Hace unas semanas vi por televisión una película del director francés Claude Chabrol. Se titulaba "Le fleur du mal" (2002). La protagonista es una aún joven mujer, esposa de un destacado miembro de la alta burguesía provinciana francesa. Es concejala en el Ayuntamiento de su localidad y se presenta como candidata independiente a la alcaldía del mismo. En un momento de la película, su marido le pregunta por qué ha decidido presentarse si a ella nunca le ha gustado la política; la respuesta de la esposa es: "lo que yo hago, no es política"...
Esta mañana volvía de llevar a mi nieto al colegio y oigo por la radio las declaraciones de un concejal del Ayuntamiento de Las Palmas de Gran Canaria que anuncia que van a promover la creación de un "Metro", de ocho líneas, en la capital insular. Le pregunta el locutor, supongo que con ingenuidad: "¿Con la financiación del Estado, no?". Y la respuesta es: "Sí, claro". Sin comentarios. ¿Políticos o imbéciles?...
Y esta misma mañana también, publica en El País el profesor Ramón Vargas-Machuca, catedrático de Filosofía Política y ex-diputado socialista durante cuatro legislaturas, un artículo titulado "Decálogo del buen político", que reproduzco más adelante y cuya lectura les recomiendo por su indudable interés. Dice en él, que al buen político cabe exigirle profesionalidad, talento, información, eficiencia, innovación, decisión, prudencia, astucia, responsabilidad y persuasión... Creo que son cualidades necesarias, pero no suficientes, porque a ellas habría que añadirle dos supuestos externos a él mismo: primero, una retribución justa, equilibrada y suficiente, establecida con carácter previo por un organismo supervisor e independiente de la Administración Pública, gracias a la cual el ejercicio de la actividad política no le resulte lesivo a sus intereses personales y profesionales; y segundo, una taxativa limitación en el número de mandatos en el ejercicio del cargo. A lo mejor así se animarían a dedicarse a la política buenos profesionales ajenos a ella, reticentes a hacer del "servicio público" una forma de vida o de vivir... Haberlos, haylos; como las meigas y las brujas en mi tierra, aunque no crea en ellas... Sean felices, buen fin de semana. Tamaragua. HArendt
"Decálogo del buen político"
por Ramón Vargas-Machuca Ortega
La democracia no puede cumplir todas sus promesas. Cabe pedir a los ciudadanos que moderen sus demandas y a los líderes que reconozcan sus limitaciones. Lo importante es que el control esté garantizado.
Las sensaciones sobre los políticos suelen ser ambivalentes.
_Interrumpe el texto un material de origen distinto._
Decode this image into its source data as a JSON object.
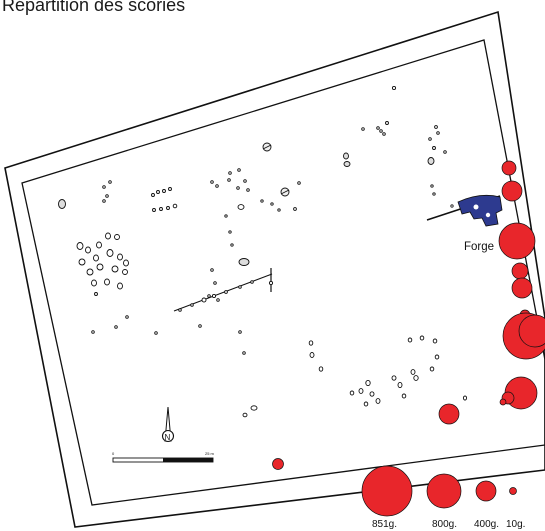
{
  "title": "Répartition des scories",
  "map": {
    "forge_label": "Forge",
    "north_label": "N",
    "scale_start": "0",
    "scale_end": "25 m",
    "slag_color": "#e8262b",
    "forge_color": "#2d3a8f"
  },
  "legend": [
    {
      "label": "851g."
    },
    {
      "label": "800g."
    },
    {
      "label": "400g."
    },
    {
      "label": "10g."
    }
  ]
}
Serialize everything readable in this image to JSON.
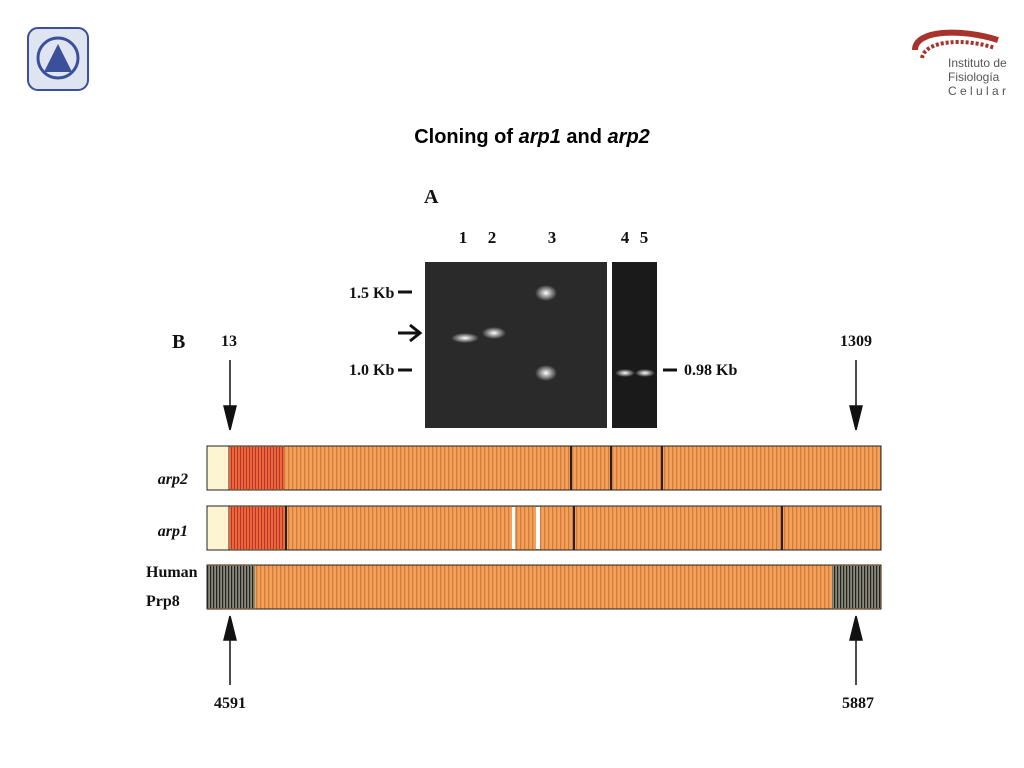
{
  "logo": {
    "line1": "Instituto de",
    "line2": "Fisiología",
    "line3": "C e l u l a r"
  },
  "title": {
    "part1": "Cloning of ",
    "part2": "arp1",
    "part3": " and ",
    "part4": "arp2"
  },
  "panel_a": {
    "label": "A",
    "lanes": [
      "1",
      "2",
      "3",
      "4",
      "5"
    ],
    "marker_high": "1.5 Kb",
    "marker_low": "1.0 Kb",
    "product": "0.98 Kb"
  },
  "panel_b": {
    "label": "B",
    "top_left": "13",
    "top_right": "1309",
    "bottom_left": "4591",
    "bottom_right": "5887",
    "tracks": [
      "arp2",
      "arp1",
      "Human",
      "Prp8"
    ]
  }
}
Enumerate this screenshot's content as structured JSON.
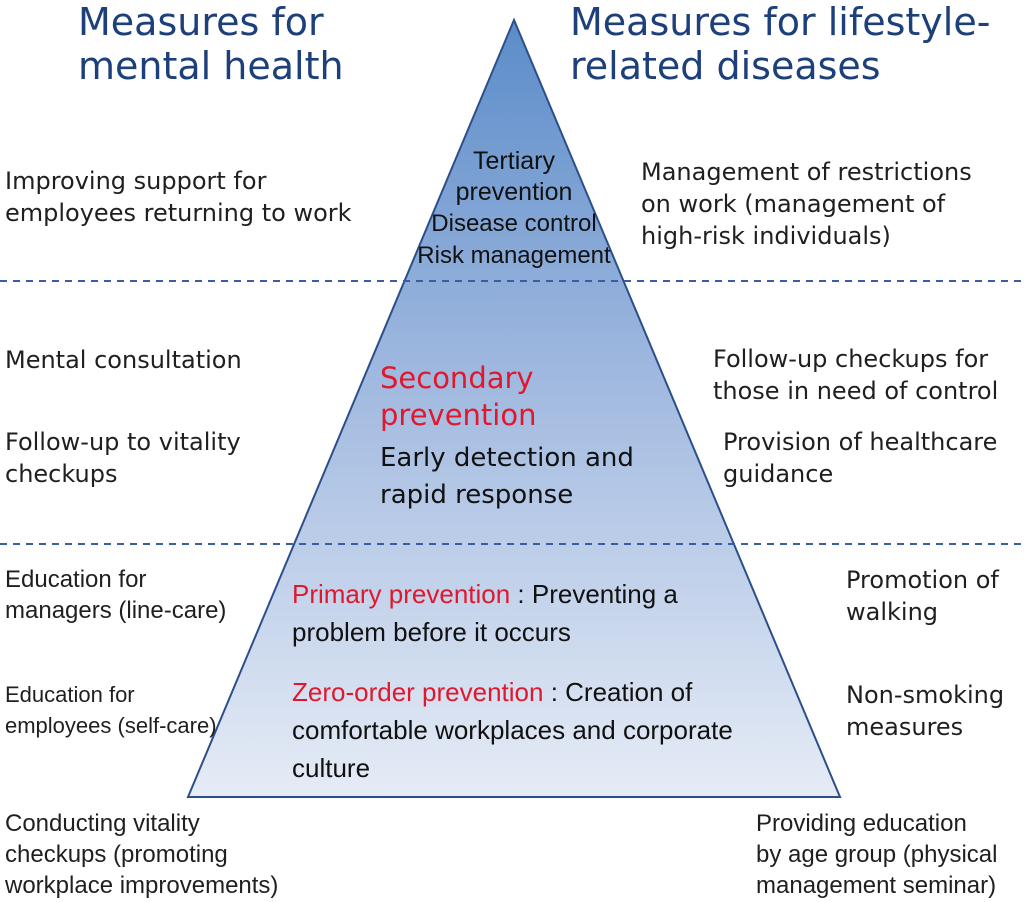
{
  "headings": {
    "left": "Measures for\nmental health",
    "right": "Measures for lifestyle-\nrelated diseases"
  },
  "tiers": {
    "tertiary": {
      "title": "Tertiary\nprevention",
      "line1": "Disease control",
      "line2": "Risk management"
    },
    "secondary": {
      "title": "Secondary\nprevention",
      "desc": "Early detection and\nrapid response"
    },
    "primary": {
      "title": "Primary prevention",
      "sep": " : ",
      "desc_first": "Preventing a",
      "desc_rest": "problem before it occurs"
    },
    "zero": {
      "title": "Zero-order prevention",
      "sep": " : ",
      "desc_first": "Creation of",
      "desc_rest": "comfortable workplaces and corporate\nculture"
    }
  },
  "left_items": {
    "returning_support": "Improving support for\nemployees returning to work",
    "mental_consultation": "Mental consultation",
    "vitality_followup": "Follow-up to vitality\ncheckups",
    "managers_education": "Education for\nmanagers (line-care)",
    "employees_education": "Education for\nemployees (self-care)",
    "vitality_checkups": "Conducting vitality\ncheckups (promoting\nworkplace improvements)"
  },
  "right_items": {
    "work_restrictions": "Management of restrictions\non work (management of\nhigh-risk individuals)",
    "followup_checkups": "Follow-up checkups for\nthose in need of control",
    "healthcare_guidance": "Provision of healthcare\nguidance",
    "walking": "Promotion of\nwalking",
    "non_smoking": "Non-smoking\nmeasures",
    "age_group_education": "Providing education\nby age group (physical\nmanagement seminar)"
  },
  "colors": {
    "heading": "#1d3f7a",
    "tier_title": "#e0182d",
    "pyramid_top": "#5b8cc9",
    "pyramid_bottom": "#e6ecf6",
    "pyramid_stroke": "#2c4f8a",
    "divider": "#3a5fa0"
  }
}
Se les considera a la vez imprescindibles e inevitables, una necesidad y un obstáculo. Y aunque para muchos sea una evidencia su descrédito, la animosidad hacia ellos conforma una mezcla indiscriminada de prejuicios y buenas razones. Empezaremos por descartar un argumentario averiado y señalaremos, después, ciertas circunstancias de la política cuya ignorancia convierten las recomendaciones sobre buenas prácticas en otro brindis al sol.
La misma expresión "clase política" denota que el ejercicio de ciertas funciones encomendadas a los políticos los iguala a la baja en condición y estilo moral, en intereses y comportamientos. Sin embargo, la expresión no resulta más precisa que la otrora tan socorrida de "clase dirigente". Muchas de las prácticas que se imputan al ámbito de la política -sistemas negativos de reclutamiento, entornos clientelares o flujos de información distorsionada- no son privativas de ese mundo; cunden en cualquier esfera social donde se abusa de las asimetrías de información y poder. Hay quienes circunscriben su ojeriza sólo a los políticos patrios con ese castizo prurito de mirar con derrotismo a lo de dentro y papanatismo a lo de fuera. Las "clases pasivas" de la política aportan también su granito de arena insistiendo en que en su tiempo (al comienzo de la democracia) sí que había políticos de raza. Pero nada más efectivo para desacreditar el oficio que esa renovada afición a jalear las pulsiones sectarias y su temible claridad moral, para la cual los de nuestro bando resultan ángeles y los de enfrente demonios.
Cabe otro horizonte para ejercer la política, pero sin escamotear sus circunstancias e identificando sus obstáculos casi insalvables y sus tensiones irresolubles. El político mejor intencionado está forzado a oficiar la representación política en un marco institucional contradictorio, con reglas pensadas unas para la figura (irreal) del representante como mandatario individual y otras para blindar una democracia de partidos. Se exige a los políticos comportarse responsablemente, velar por el interés general, pensar a lo grande y en el medio plazo. Pero la democracia, que requiere competir periódicamente, anima a satisfacer las demandas de una clientela que, ante todo, quiere "pan para hoy" sin importarle el mañana. Me pregunto, finalmente, cómo eludir las condiciones de nuestra comunicación política, cómo sobreponerse a una hegemonía mediática que, al primar la propaganda, el escándalo y una información contaminada, resulta factor principal de la crispación. ¿Cabe dar la vuelta a una democracia punto menos que cesarista, que fomenta liderazgos personales fuertes mediante un "poder de prerrogativa", que desactiva los controles y habilita para ello una "clase (política) de tropa"?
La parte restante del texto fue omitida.